Some farmers at the Damwaateon and Mwaakpa communities in the Wa West District have appealed to government to extend the Planting for Food and Jobs (PFJ) programme to their communities.
They said since the implementation of the programme about three years ago they have not benefited from it and this has impeded their efforts to increase their production.
The farmers, who made the appeal in an interaction with the Ghana News Agency (GNA), said they would greatly improve their farming activities if they benefited from the PFJ programme.
Mr Boo-Iru Baasor, the Chief of the Damwaateon, told the GNA that they do not have the capital strength to engage in large scale farming if government does not come to their aid with the PFJ programme.

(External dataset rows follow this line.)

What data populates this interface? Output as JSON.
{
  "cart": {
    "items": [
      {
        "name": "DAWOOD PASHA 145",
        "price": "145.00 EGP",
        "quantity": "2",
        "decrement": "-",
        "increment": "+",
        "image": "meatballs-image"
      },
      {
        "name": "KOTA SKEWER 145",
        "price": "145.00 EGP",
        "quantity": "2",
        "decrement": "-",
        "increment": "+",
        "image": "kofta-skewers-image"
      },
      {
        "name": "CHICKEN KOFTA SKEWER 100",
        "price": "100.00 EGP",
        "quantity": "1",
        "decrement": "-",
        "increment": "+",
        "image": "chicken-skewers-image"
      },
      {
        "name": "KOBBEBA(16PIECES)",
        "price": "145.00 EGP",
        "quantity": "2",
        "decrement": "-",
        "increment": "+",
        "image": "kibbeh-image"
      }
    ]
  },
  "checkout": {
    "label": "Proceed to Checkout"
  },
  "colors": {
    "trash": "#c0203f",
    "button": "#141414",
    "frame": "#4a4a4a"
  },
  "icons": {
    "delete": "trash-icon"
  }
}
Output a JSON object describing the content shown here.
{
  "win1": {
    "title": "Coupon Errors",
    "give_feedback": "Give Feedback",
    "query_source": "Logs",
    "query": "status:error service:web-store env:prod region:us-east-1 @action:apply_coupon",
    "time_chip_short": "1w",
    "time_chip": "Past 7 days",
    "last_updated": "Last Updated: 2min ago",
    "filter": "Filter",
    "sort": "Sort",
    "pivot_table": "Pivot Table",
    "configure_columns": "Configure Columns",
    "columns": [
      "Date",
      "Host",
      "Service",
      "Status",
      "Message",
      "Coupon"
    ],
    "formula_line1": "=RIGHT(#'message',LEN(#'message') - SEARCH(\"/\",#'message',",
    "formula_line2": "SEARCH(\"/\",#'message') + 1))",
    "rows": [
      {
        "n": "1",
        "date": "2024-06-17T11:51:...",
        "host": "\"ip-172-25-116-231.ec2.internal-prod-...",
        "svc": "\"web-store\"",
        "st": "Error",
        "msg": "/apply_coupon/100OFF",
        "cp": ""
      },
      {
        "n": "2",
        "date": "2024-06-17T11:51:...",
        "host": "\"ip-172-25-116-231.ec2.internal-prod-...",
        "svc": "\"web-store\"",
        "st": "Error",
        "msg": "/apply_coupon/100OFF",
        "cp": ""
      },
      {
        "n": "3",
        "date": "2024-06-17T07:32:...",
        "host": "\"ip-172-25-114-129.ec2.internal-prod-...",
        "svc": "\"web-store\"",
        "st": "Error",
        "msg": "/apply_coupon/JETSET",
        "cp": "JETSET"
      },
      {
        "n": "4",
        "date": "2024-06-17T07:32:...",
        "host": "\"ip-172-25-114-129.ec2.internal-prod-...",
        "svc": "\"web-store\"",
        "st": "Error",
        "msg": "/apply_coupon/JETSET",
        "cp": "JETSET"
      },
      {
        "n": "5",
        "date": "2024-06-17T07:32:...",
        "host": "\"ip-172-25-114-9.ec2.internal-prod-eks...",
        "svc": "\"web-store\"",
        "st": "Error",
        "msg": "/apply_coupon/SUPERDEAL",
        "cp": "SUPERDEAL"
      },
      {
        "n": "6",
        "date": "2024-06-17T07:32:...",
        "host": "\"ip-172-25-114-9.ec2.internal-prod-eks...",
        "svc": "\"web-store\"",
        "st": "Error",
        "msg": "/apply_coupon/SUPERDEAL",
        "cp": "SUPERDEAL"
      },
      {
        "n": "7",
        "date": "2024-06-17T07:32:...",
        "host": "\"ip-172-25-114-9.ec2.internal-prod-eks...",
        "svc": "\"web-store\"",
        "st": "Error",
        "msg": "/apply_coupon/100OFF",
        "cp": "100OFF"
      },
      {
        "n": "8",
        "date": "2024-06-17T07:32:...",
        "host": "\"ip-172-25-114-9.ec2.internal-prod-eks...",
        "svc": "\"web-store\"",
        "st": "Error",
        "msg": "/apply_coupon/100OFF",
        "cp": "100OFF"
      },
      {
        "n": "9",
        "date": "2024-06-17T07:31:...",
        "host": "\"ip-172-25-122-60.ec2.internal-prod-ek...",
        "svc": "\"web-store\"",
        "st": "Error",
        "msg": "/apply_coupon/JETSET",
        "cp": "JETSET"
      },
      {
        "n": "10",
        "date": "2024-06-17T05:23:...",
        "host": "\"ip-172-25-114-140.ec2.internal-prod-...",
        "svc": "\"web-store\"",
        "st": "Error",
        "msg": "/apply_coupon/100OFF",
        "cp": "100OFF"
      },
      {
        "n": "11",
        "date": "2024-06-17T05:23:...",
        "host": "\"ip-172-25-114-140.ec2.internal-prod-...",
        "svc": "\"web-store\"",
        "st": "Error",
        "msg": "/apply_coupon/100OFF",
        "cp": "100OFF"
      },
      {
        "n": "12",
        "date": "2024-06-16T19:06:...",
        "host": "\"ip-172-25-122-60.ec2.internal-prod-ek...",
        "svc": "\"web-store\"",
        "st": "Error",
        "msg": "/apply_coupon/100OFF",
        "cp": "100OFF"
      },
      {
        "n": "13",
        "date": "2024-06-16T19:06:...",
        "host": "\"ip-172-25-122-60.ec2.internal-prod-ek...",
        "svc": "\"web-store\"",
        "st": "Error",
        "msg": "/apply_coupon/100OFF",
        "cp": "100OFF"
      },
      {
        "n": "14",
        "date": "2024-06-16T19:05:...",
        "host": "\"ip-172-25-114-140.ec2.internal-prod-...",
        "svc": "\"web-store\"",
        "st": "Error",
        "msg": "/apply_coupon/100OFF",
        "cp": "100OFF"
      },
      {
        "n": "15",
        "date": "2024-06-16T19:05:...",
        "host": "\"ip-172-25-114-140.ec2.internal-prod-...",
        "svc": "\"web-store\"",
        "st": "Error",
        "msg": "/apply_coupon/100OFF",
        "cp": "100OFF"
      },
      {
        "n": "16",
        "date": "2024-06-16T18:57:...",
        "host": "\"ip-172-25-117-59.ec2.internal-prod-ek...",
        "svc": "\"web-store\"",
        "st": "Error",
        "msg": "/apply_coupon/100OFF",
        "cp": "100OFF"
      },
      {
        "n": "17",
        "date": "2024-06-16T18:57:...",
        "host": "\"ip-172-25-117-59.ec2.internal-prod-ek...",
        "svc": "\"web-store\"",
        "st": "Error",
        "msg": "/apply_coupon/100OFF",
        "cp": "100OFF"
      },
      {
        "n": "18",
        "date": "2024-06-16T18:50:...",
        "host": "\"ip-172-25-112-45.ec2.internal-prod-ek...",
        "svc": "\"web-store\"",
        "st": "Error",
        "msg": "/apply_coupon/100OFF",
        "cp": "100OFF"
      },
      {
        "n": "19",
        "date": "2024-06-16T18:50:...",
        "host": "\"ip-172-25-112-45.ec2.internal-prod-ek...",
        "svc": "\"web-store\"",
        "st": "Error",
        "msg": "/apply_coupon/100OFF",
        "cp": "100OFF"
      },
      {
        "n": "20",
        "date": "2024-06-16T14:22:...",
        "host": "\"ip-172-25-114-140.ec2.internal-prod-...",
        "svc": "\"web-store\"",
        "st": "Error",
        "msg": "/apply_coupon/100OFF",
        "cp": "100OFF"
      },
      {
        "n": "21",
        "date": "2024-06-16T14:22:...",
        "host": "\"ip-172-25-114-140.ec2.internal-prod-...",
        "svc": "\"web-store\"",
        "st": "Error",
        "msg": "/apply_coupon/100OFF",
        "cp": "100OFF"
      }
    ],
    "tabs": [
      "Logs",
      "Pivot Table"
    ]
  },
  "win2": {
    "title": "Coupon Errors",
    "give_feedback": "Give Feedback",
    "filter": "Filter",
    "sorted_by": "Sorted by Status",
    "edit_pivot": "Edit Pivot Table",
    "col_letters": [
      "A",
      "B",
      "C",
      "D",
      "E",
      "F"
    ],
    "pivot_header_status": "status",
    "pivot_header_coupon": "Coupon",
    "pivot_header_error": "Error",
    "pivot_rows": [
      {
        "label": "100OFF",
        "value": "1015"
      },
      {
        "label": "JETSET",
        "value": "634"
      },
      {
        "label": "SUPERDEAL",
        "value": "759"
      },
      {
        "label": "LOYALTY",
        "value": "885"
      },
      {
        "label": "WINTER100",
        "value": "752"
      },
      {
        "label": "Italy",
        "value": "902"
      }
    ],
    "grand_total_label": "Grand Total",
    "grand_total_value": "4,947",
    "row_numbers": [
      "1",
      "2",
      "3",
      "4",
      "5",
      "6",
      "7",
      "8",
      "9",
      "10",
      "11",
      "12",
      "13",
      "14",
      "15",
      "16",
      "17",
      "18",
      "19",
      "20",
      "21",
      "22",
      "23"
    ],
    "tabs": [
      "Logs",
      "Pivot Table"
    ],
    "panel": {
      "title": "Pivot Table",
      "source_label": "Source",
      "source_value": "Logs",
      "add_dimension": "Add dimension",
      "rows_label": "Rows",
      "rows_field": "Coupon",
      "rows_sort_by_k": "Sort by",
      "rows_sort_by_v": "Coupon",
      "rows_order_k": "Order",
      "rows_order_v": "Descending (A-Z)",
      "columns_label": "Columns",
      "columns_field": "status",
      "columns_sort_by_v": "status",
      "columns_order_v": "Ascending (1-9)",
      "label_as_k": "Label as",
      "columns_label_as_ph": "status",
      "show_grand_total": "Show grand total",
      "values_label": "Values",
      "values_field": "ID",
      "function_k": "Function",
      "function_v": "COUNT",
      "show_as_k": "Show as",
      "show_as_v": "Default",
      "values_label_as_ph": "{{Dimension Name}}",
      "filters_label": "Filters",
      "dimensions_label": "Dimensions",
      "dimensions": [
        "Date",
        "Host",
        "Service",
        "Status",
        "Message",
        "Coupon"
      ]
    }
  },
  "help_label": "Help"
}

“We are old men, we don’t have the strength but we do small farms and need fertilizer, so we are appealing to the DCE and the MP to help us to get fertilizer and tractors to farm”, he said.
He said they have heard that government was giving farmers some support in a form of fertilizer and other inputs but none has reached their community.
Mr Bonteon Mwaadomo, a resident of the Damwaateon community, said the lack of a dam for dry season farming was negatively affecting their efforts.
He said some of the youth had to travel to the southern sector during the dry season to engage in activities that could earn them income as they had no beneficial economic activities in the dry season.
Mr Mwaadomo said if they had the dam at the community, many of the youth would stay to farm in the dry season and to also engage in animal farming.
Other challenges they identified as having an impact on the community included lack of electricity, health facility, school, and potable water for domestic purposes and appealed to government and benevolent organisations to come to their aid.
Meanwhile, Dr John Yaw Akparep, the Research Director for the Centre of Posterity Interest Organisation (COPIO), said the coronavirus pandemic would adversely affect agricultural production if the government did not intervene to support farmers.
He said the pandemic has affected the financial status of farmers and this would affect their efforts to produce on a large scale.